Trying to Solve Monty Hall in Python

Question

I'm trying to understand this solution of the Monty Hall problem, I understand most of the code, but am stuck on two pieces.

Below is the code, but specifically I'm stuck on these two parts

result[bad] = np.random.randint(0,3, bad.sum())

and the entire switch_guess function.

If anyone could explain in plain English for me that would be awesome.

#Simulates picking a prize door
def simulate_prizedoor(nsim):
    return np.random.randint(0,3,(nsim))

#Simulates the doors guessed
def simulate_guesses(nsim):
    return np.zeros(nsim, dtype=np.int)

#Simulates the "game host" showing whats behind a door
def goat_door(prize_doors, guesses):
    result = np.random.randint(0,3, prize_doors.size)
    while True:
        bad = (result == prize_doors) | (result == guesses)
        if not bad.any():
            return result
    result[bad] = np.random.randint(0,3, bad.sum())

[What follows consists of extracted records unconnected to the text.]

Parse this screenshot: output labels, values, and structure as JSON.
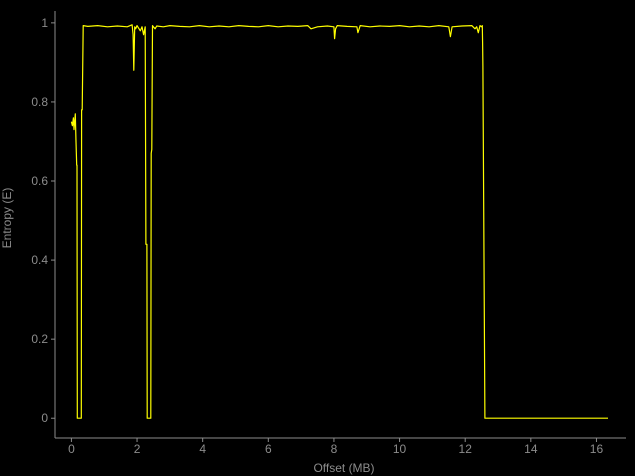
{
  "chart_data": {
    "type": "line",
    "title": "",
    "xlabel": "Offset (MB)",
    "ylabel": "Entropy (E)",
    "xlim": [
      -0.5,
      16.9
    ],
    "ylim": [
      -0.05,
      1.03
    ],
    "xticks": [
      0,
      2,
      4,
      6,
      8,
      10,
      12,
      14,
      16
    ],
    "yticks": [
      0,
      0.2,
      0.4,
      0.6,
      0.8,
      1
    ],
    "ytick_labels": [
      "0",
      "0.2",
      "0.4",
      "0.6",
      "0.8",
      "1"
    ],
    "grid": false,
    "line_color": "#ffff00",
    "axis_color": "#8c8c8c",
    "background": "#000000",
    "series": [
      {
        "x": [
          0.0,
          0.03,
          0.06,
          0.08,
          0.1,
          0.12,
          0.14,
          0.16,
          0.17,
          0.18,
          0.18,
          0.2,
          0.24,
          0.28,
          0.3,
          0.31,
          0.33,
          0.36,
          0.5,
          0.8,
          1.1,
          1.4,
          1.7,
          1.85,
          1.88,
          1.9,
          1.93,
          1.96,
          2.0,
          2.1,
          2.15,
          2.2,
          2.25,
          2.27,
          2.3,
          2.31,
          2.31,
          2.4,
          2.42,
          2.43,
          2.45,
          2.47,
          2.5,
          2.55,
          2.6,
          2.8,
          3.0,
          3.3,
          3.6,
          3.9,
          4.2,
          4.5,
          4.8,
          5.1,
          5.4,
          5.7,
          6.0,
          6.3,
          6.6,
          6.9,
          7.2,
          7.3,
          7.5,
          7.8,
          8.0,
          8.02,
          8.05,
          8.1,
          8.4,
          8.7,
          8.73,
          8.8,
          9.1,
          9.4,
          9.7,
          10.0,
          10.3,
          10.6,
          10.9,
          11.2,
          11.5,
          11.55,
          11.6,
          11.9,
          12.2,
          12.3,
          12.35,
          12.4,
          12.45,
          12.5,
          12.52,
          12.53,
          12.54,
          12.6,
          12.65,
          12.7,
          13.5,
          14.5,
          15.5,
          16.35
        ],
        "y": [
          0.75,
          0.74,
          0.76,
          0.73,
          0.75,
          0.77,
          0.7,
          0.64,
          0.64,
          0.0,
          0.0,
          0.0,
          0.0,
          0.0,
          0.0,
          0.78,
          0.78,
          0.993,
          0.991,
          0.993,
          0.99,
          0.992,
          0.99,
          0.995,
          0.97,
          0.88,
          0.99,
          0.985,
          0.993,
          0.98,
          0.99,
          0.97,
          0.99,
          0.44,
          0.44,
          0.0,
          0.0,
          0.0,
          0.0,
          0.67,
          0.68,
          0.993,
          0.99,
          0.985,
          0.992,
          0.99,
          0.993,
          0.991,
          0.99,
          0.993,
          0.99,
          0.992,
          0.99,
          0.993,
          0.991,
          0.99,
          0.993,
          0.99,
          0.992,
          0.991,
          0.993,
          0.985,
          0.99,
          0.992,
          0.99,
          0.96,
          0.985,
          0.993,
          0.991,
          0.99,
          0.975,
          0.993,
          0.99,
          0.992,
          0.991,
          0.993,
          0.99,
          0.992,
          0.99,
          0.993,
          0.99,
          0.965,
          0.99,
          0.992,
          0.993,
          0.985,
          0.99,
          0.975,
          0.993,
          0.99,
          0.993,
          0.95,
          0.89,
          0.0,
          0.0,
          0.0,
          0.0,
          0.0,
          0.0,
          0.0
        ]
      }
    ]
  }
}
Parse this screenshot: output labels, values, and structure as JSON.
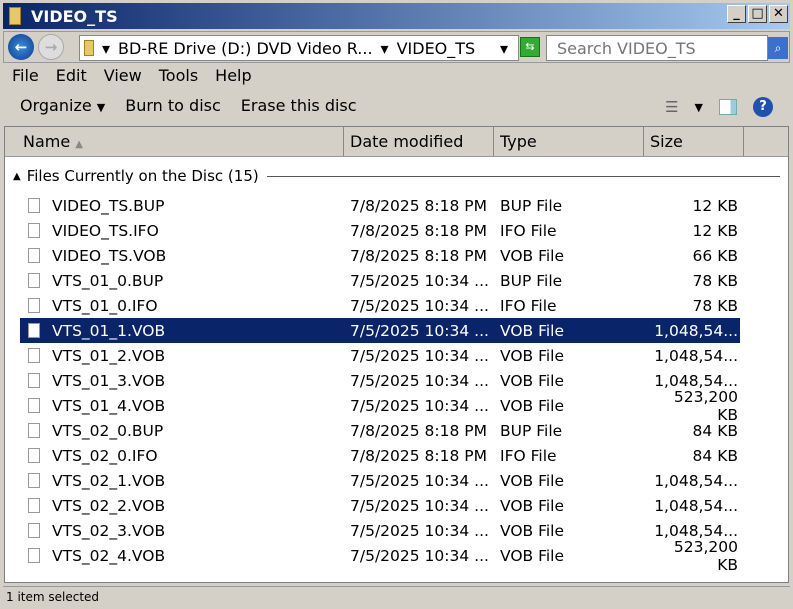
{
  "window": {
    "title": "VIDEO_TS"
  },
  "address": {
    "crumbs": [
      "BD-RE Drive (D:) DVD Video R...",
      "VIDEO_TS"
    ],
    "search_placeholder": "Search VIDEO_TS"
  },
  "menu": [
    "File",
    "Edit",
    "View",
    "Tools",
    "Help"
  ],
  "toolbar": {
    "organize": "Organize",
    "burn": "Burn to disc",
    "erase": "Erase this disc"
  },
  "columns": [
    "Name",
    "Date modified",
    "Type",
    "Size"
  ],
  "group": "Files Currently on the Disc (15)",
  "files": [
    {
      "name": "VIDEO_TS.BUP",
      "date": "7/8/2025 8:18 PM",
      "type": "BUP File",
      "size": "12 KB"
    },
    {
      "name": "VIDEO_TS.IFO",
      "date": "7/8/2025 8:18 PM",
      "type": "IFO File",
      "size": "12 KB"
    },
    {
      "name": "VIDEO_TS.VOB",
      "date": "7/8/2025 8:18 PM",
      "type": "VOB File",
      "size": "66 KB"
    },
    {
      "name": "VTS_01_0.BUP",
      "date": "7/5/2025 10:34 ...",
      "type": "BUP File",
      "size": "78 KB"
    },
    {
      "name": "VTS_01_0.IFO",
      "date": "7/5/2025 10:34 ...",
      "type": "IFO File",
      "size": "78 KB"
    },
    {
      "name": "VTS_01_1.VOB",
      "date": "7/5/2025 10:34 ...",
      "type": "VOB File",
      "size": "1,048,54..."
    },
    {
      "name": "VTS_01_2.VOB",
      "date": "7/5/2025 10:34 ...",
      "type": "VOB File",
      "size": "1,048,54..."
    },
    {
      "name": "VTS_01_3.VOB",
      "date": "7/5/2025 10:34 ...",
      "type": "VOB File",
      "size": "1,048,54..."
    },
    {
      "name": "VTS_01_4.VOB",
      "date": "7/5/2025 10:34 ...",
      "type": "VOB File",
      "size": "523,200 KB"
    },
    {
      "name": "VTS_02_0.BUP",
      "date": "7/8/2025 8:18 PM",
      "type": "BUP File",
      "size": "84 KB"
    },
    {
      "name": "VTS_02_0.IFO",
      "date": "7/8/2025 8:18 PM",
      "type": "IFO File",
      "size": "84 KB"
    },
    {
      "name": "VTS_02_1.VOB",
      "date": "7/5/2025 10:34 ...",
      "type": "VOB File",
      "size": "1,048,54..."
    },
    {
      "name": "VTS_02_2.VOB",
      "date": "7/5/2025 10:34 ...",
      "type": "VOB File",
      "size": "1,048,54..."
    },
    {
      "name": "VTS_02_3.VOB",
      "date": "7/5/2025 10:34 ...",
      "type": "VOB File",
      "size": "1,048,54..."
    },
    {
      "name": "VTS_02_4.VOB",
      "date": "7/5/2025 10:34 ...",
      "type": "VOB File",
      "size": "523,200 KB"
    }
  ],
  "status": "1 item selected"
}
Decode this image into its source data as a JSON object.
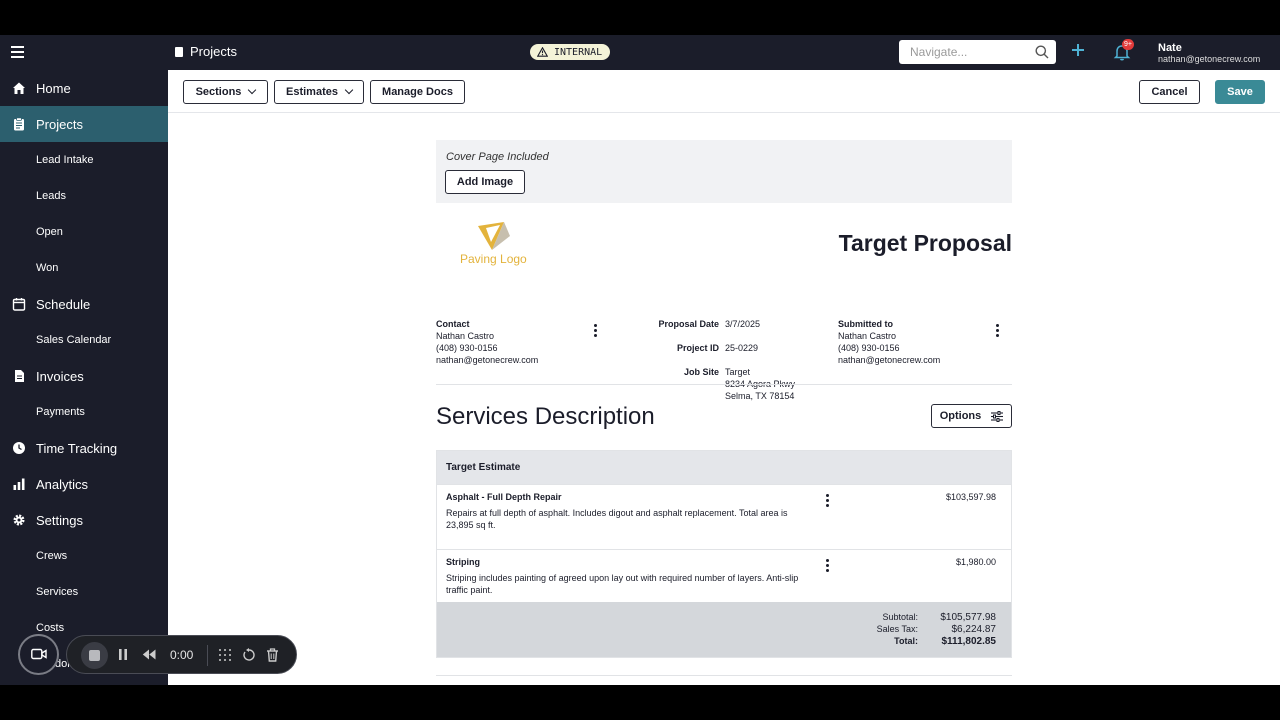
{
  "topbar": {
    "title": "Projects",
    "badge": "INTERNAL",
    "navigate_placeholder": "Navigate...",
    "notif_count": "9+",
    "user_name": "Nate",
    "user_email": "nathan@getonecrew.com"
  },
  "sidebar": {
    "items": [
      {
        "label": "Home",
        "icon": "home-icon",
        "sub": false
      },
      {
        "label": "Projects",
        "icon": "clipboard-icon",
        "sub": false,
        "active": true
      },
      {
        "label": "Lead Intake",
        "sub": true
      },
      {
        "label": "Leads",
        "sub": true
      },
      {
        "label": "Open",
        "sub": true
      },
      {
        "label": "Won",
        "sub": true
      },
      {
        "label": "Schedule",
        "icon": "calendar-icon",
        "sub": false
      },
      {
        "label": "Sales Calendar",
        "sub": true
      },
      {
        "label": "Invoices",
        "icon": "document-icon",
        "sub": false
      },
      {
        "label": "Payments",
        "sub": true
      },
      {
        "label": "Time Tracking",
        "icon": "clock-icon",
        "sub": false
      },
      {
        "label": "Analytics",
        "icon": "bar-chart-icon",
        "sub": false
      },
      {
        "label": "Settings",
        "icon": "gear-icon",
        "sub": false
      },
      {
        "label": "Crews",
        "sub": true
      },
      {
        "label": "Services",
        "sub": true
      },
      {
        "label": "Costs",
        "sub": true
      },
      {
        "label": "Vendors",
        "sub": true
      }
    ]
  },
  "toolbar": {
    "sections": "Sections",
    "estimates": "Estimates",
    "manage_docs": "Manage Docs",
    "cancel": "Cancel",
    "save": "Save"
  },
  "doc": {
    "cover_text": "Cover Page Included",
    "add_image": "Add Image",
    "logo_text": "Paving Logo",
    "title": "Target Proposal",
    "contact": {
      "heading": "Contact",
      "name": "Nathan Castro",
      "phone": "(408) 930-0156",
      "email": "nathan@getonecrew.com"
    },
    "meta": {
      "proposal_date_label": "Proposal Date",
      "proposal_date": "3/7/2025",
      "project_id_label": "Project ID",
      "project_id": "25-0229",
      "job_site_label": "Job Site",
      "job_site_1": "Target",
      "job_site_2": "8234 Agora Pkwy",
      "job_site_3": "Selma, TX 78154"
    },
    "submitted": {
      "heading": "Submitted to",
      "name": "Nathan Castro",
      "phone": "(408) 930-0156",
      "email": "nathan@getonecrew.com"
    },
    "services_title": "Services Description",
    "options": "Options",
    "estimate": {
      "name": "Target Estimate",
      "rows": [
        {
          "name": "Asphalt - Full Depth Repair",
          "desc": "Repairs at full depth of asphalt. Includes digout and asphalt replacement. Total area is 23,895 sq ft.",
          "amount": "$103,597.98"
        },
        {
          "name": "Striping",
          "desc": "Striping includes painting of agreed upon lay out with required number of layers. Anti-slip traffic paint.",
          "amount": "$1,980.00"
        }
      ],
      "subtotal_label": "Subtotal:",
      "subtotal": "$105,577.98",
      "tax_label": "Sales Tax:",
      "tax": "$6,224.87",
      "total_label": "Total:",
      "total": "$111,802.85"
    }
  },
  "recorder": {
    "time": "0:00"
  },
  "colors": {
    "sidebar_bg": "#1b1d2a",
    "active_bg": "#2c5f6e",
    "save_bg": "#3a8a96",
    "plus": "#4fb2d4",
    "badge_red": "#e23b3b"
  }
}
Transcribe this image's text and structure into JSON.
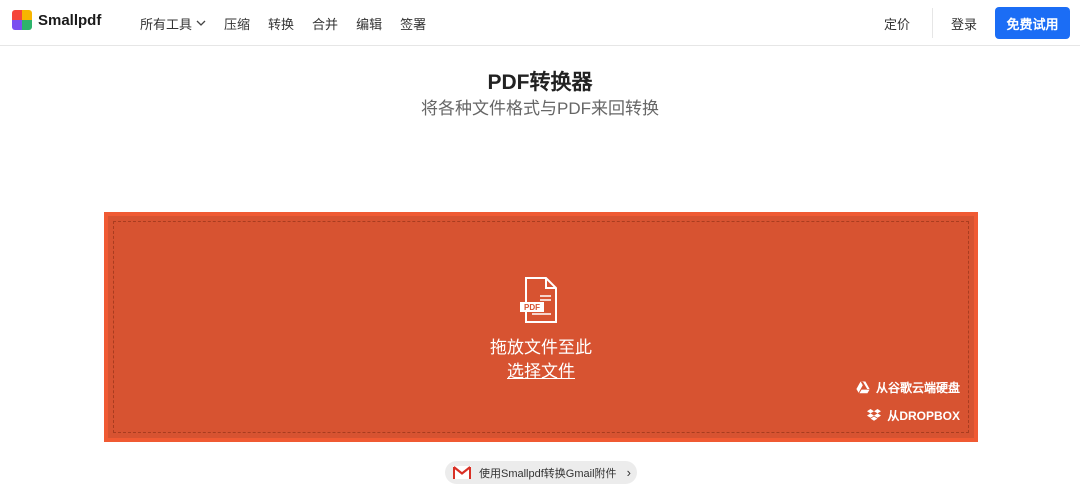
{
  "header": {
    "brand": "Smallpdf",
    "nav": [
      {
        "label": "所有工具",
        "dropdown": true
      },
      {
        "label": "压缩"
      },
      {
        "label": "转换"
      },
      {
        "label": "合并"
      },
      {
        "label": "编辑"
      },
      {
        "label": "签署"
      }
    ],
    "pricing": "定价",
    "login": "登录",
    "trial": "免费试用"
  },
  "main": {
    "title": "PDF转换器",
    "subtitle": "将各种文件格式与PDF来回转换"
  },
  "dropzone": {
    "icon": "pdf-file-icon",
    "icon_badge": "PDF",
    "prompt": "拖放文件至此",
    "choose": "选择文件",
    "google_drive": "从谷歌云端硬盘",
    "dropbox": "从DROPBOX"
  },
  "gmail": {
    "label": "使用Smallpdf转换Gmail附件"
  },
  "colors": {
    "accent": "#1b6df5",
    "dropzone": "#d75331",
    "dropzone_border": "#f05a33"
  }
}
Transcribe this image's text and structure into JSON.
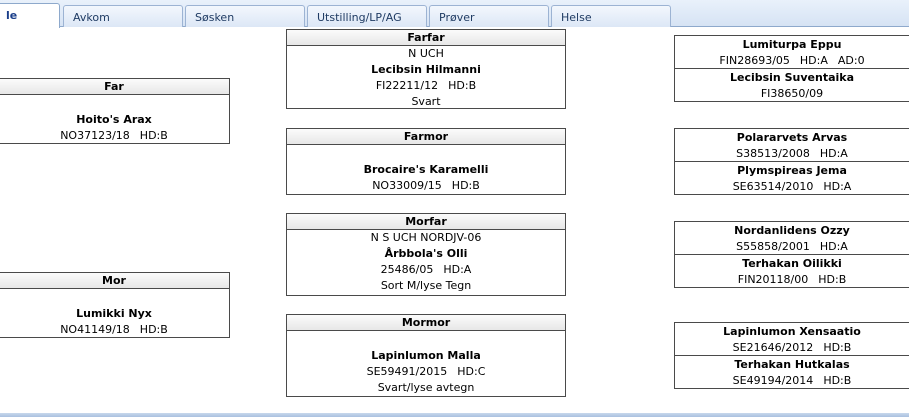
{
  "tabs": [
    {
      "label": "le",
      "active": true
    },
    {
      "label": "Avkom"
    },
    {
      "label": "Søsken"
    },
    {
      "label": "Utstilling/LP/AG"
    },
    {
      "label": "Prøver"
    },
    {
      "label": "Helse"
    }
  ],
  "generation1": {
    "far": {
      "title": "Far",
      "name": "Hoito's Arax",
      "reg": "NO37123/18",
      "hd": "HD:B"
    },
    "mor": {
      "title": "Mor",
      "name": "Lumikki Nyx",
      "reg": "NO41149/18",
      "hd": "HD:B"
    }
  },
  "generation2": {
    "farfar": {
      "title": "Farfar",
      "titles": "N UCH",
      "name": "Lecibsin Hilmanni",
      "reg": "FI22211/12",
      "hd": "HD:B",
      "color": "Svart"
    },
    "farmor": {
      "title": "Farmor",
      "name": "Brocaire's Karamelli",
      "reg": "NO33009/15",
      "hd": "HD:B"
    },
    "morfar": {
      "title": "Morfar",
      "titles": "N S UCH NORDJV-06",
      "name": "Årbbola's Olli",
      "reg": "25486/05",
      "hd": "HD:A",
      "color": "Sort M/lyse Tegn"
    },
    "mormor": {
      "title": "Mormor",
      "name": "Lapinlumon Malla",
      "reg": "SE59491/2015",
      "hd": "HD:C",
      "color": "Svart/lyse avtegn"
    }
  },
  "generation3": [
    {
      "top": {
        "name": "Lumiturpa Eppu",
        "reg": "FIN28693/05",
        "hd": "HD:A",
        "ad": "AD:0"
      },
      "bottom": {
        "name": "Lecibsin Suventaika",
        "reg": "FI38650/09"
      }
    },
    {
      "top": {
        "name": "Polararvets Arvas",
        "reg": "S38513/2008",
        "hd": "HD:A"
      },
      "bottom": {
        "name": "Plymspireas Jema",
        "reg": "SE63514/2010",
        "hd": "HD:A"
      }
    },
    {
      "top": {
        "name": "Nordanlidens Ozzy",
        "reg": "S55858/2001",
        "hd": "HD:A"
      },
      "bottom": {
        "name": "Terhakan Oilikki",
        "reg": "FIN20118/00",
        "hd": "HD:B"
      }
    },
    {
      "top": {
        "name": "Lapinlumon Xensaatio",
        "reg": "SE21646/2012",
        "hd": "HD:B"
      },
      "bottom": {
        "name": "Terhakan Hutkalas",
        "reg": "SE49194/2014",
        "hd": "HD:B"
      }
    }
  ]
}
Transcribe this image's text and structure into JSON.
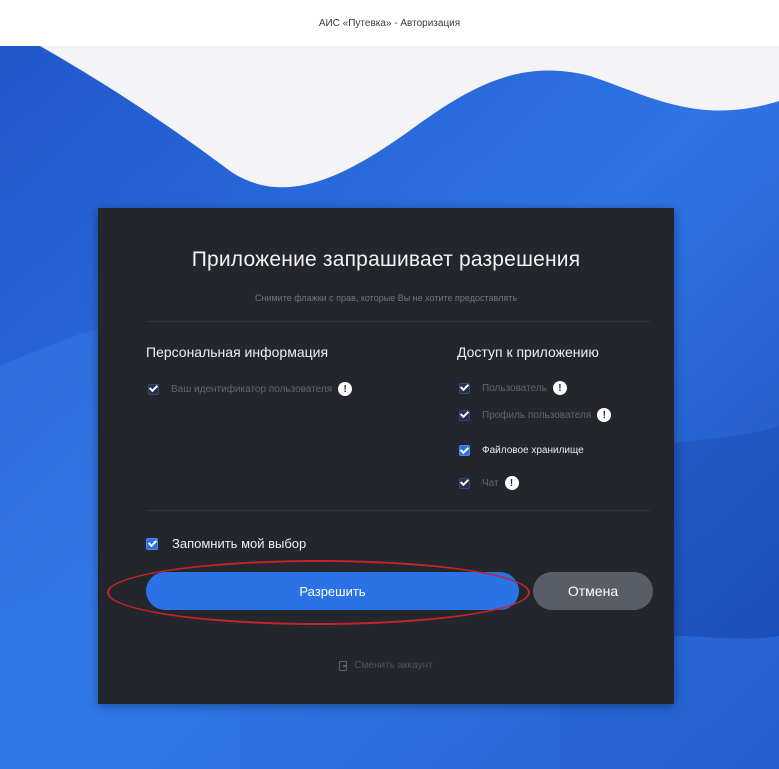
{
  "window": {
    "title": "АИС «Путевка» - Авторизация"
  },
  "dialog": {
    "title": "Приложение запрашивает разрешения",
    "subtitle": "Снимите флажки с прав, которые Вы не хотите предоставлять",
    "personal": {
      "title": "Персональная информация",
      "items": [
        {
          "label": "Ваш идентификатор пользователя",
          "checked": true,
          "enabled": false,
          "has_info": true
        }
      ]
    },
    "app_access": {
      "title": "Доступ к приложению",
      "items": [
        {
          "label": "Пользователь",
          "checked": true,
          "enabled": false,
          "has_info": true
        },
        {
          "label": "Профиль пользователя",
          "checked": true,
          "enabled": false,
          "has_info": true
        },
        {
          "label": "Файловое хранилище",
          "checked": true,
          "enabled": true,
          "has_info": false
        },
        {
          "label": "Чат",
          "checked": true,
          "enabled": false,
          "has_info": true
        }
      ]
    },
    "remember_label": "Запомнить мой выбор",
    "remember_checked": true,
    "allow_label": "Разрешить",
    "cancel_label": "Отмена",
    "signout_label": "Сменить аккаунт",
    "info_glyph": "!"
  },
  "colors": {
    "accent": "#2b72e6",
    "panel": "#23262d",
    "highlight": "#c5232c"
  },
  "icons": {
    "info": "info-icon",
    "check": "checkbox-check-icon",
    "signout": "door-exit-icon"
  }
}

#Used to change your guess
def switch_guess(guesses, goat_doors):
    result = np.zeros(guesses.size)
    switch = {(0, 1): 2, (0, 2): 1, (1, 0): 2, (1, 2): 1, (2, 0): 1, (2, 1): 0}
    for i in [0,1,2]:
        #print "i = ", i
        for j in [0,1,2]:
            #print "j = ", j
            mask = (guesses == i) & (goat_doors == j)
            #print "mask = ", mask
            if not mask.any():
                continue
            result = np.where(mask, np.ones_like(result) * switch[(i, j)], result)
    return result

#Calculates the win percentage
def win_percentage(guesses, prizedoors):
    return 100 * (guesses == prizedoors).mean()

#The code to pull everything together
nsim = 10000

#keep guesses
print "Win percentage when keeping original door"
print win_percentage(simulate_prizedoor(nsim), simulate_guesses(nsim))

#switch
pd = simulate_prizedoor(nsim)
guess = simulate_guesses(nsim)
goats = goat_door(pd, guess)
guess = switch_guess(guess, goats)
print "Win percentage when switching doors"
print win_percentage(pd, guess)

Answer 1

It also confused me, until 5 mins ago when I finally figured it out. Since the first question has been solved, I will only talk about the second one.

The intuition goes like this : given a sequence of (guesses, goatdoors),in the (i,j) loop, there are always some simulation (e.g., simulation[0] and simulation[5]) that 'hit' by the (i,j), that is the say, the 0th and 5th simulation have guess i and goatdoor j.

Variable mask record 0 and 5 in this example. Then result in 0th and 5th can be decided, because in these simulation, the only possible door to switch to is determined by i and j. So np.where refreshes result in these simulation, leave other simulations unchanged.

Intuition is above. You need to know how np.where work if you want to know what I'm talking about. Good luck.

Answer 2

… specifically I'm stuck on these two parts

result[bad] = np.random.randint(0,3, bad.sum())

Let's break this down into pieces. It may help to reduce that 10000 to something small, like 5, so you can print out the values (either with print calls, or in the debugger) and see what's going on.

When we start this function, prize_doors is going to have 5 random values from 0 to 2, like 2 2 0 1 2, and guesses will have 5 values, all 0, like 0 0 0 0 0. result will therefore start off with 5 random values from 0 to 2, like 0 2 2 0 1.

Each first time through the loop, bad will be a list of 5 bool values, which are each True if the corresponding value in result matches the corresponding value in either prize_doors or guesses. So, in this example, True True False True False, because guess #1 matches prize_doors, and guesses #0 and #3 match goats.

Unfortunately, we're just going to go around that loop forever, because there's nothing inside the loop that modifies result, and therefore bad is going to be the same forever, and doing the same check forever is always going to return the same values.

---

But if you indent that result[bad] = … line so it's inside the loop, that changes everything. So, let's assume that's what you were supposed to do, and you just copied it wrong.

When treated as numbers, True and False have values 1 and 0, respectively. So, bad.sum() is a count of how many matches there were in bad—in this case, 3.

So, np.random.randint(0, 3, bad.sum()) picks 3 random values from 0 to 2, let's say 1 0 1.

Now, result[bad] selects all of the elements of result for which the corresponding value in bad is True, so in this example it's result[0], result[1], and result[3].

So we end up assigning that 1 0 1 to those three selected locations, so result is now 1 0 2 1 1.

So, next time through the loop, bad is now True False False False False. We've still got at least one True value, so we run that result[bad] = line again. This time, bad.sum() is 1, so we pick 1 random value, let's say 0, and we then assign that 1 value to result[0], so result is now 0 0 2 1 1.

The next time through, bad is now False False False False False, so bad.any() is False, so we're done.

In other words, each time through, we take all the values that don't match either the prize door or the goat door, and pick a new door for them, until finally there are no such values.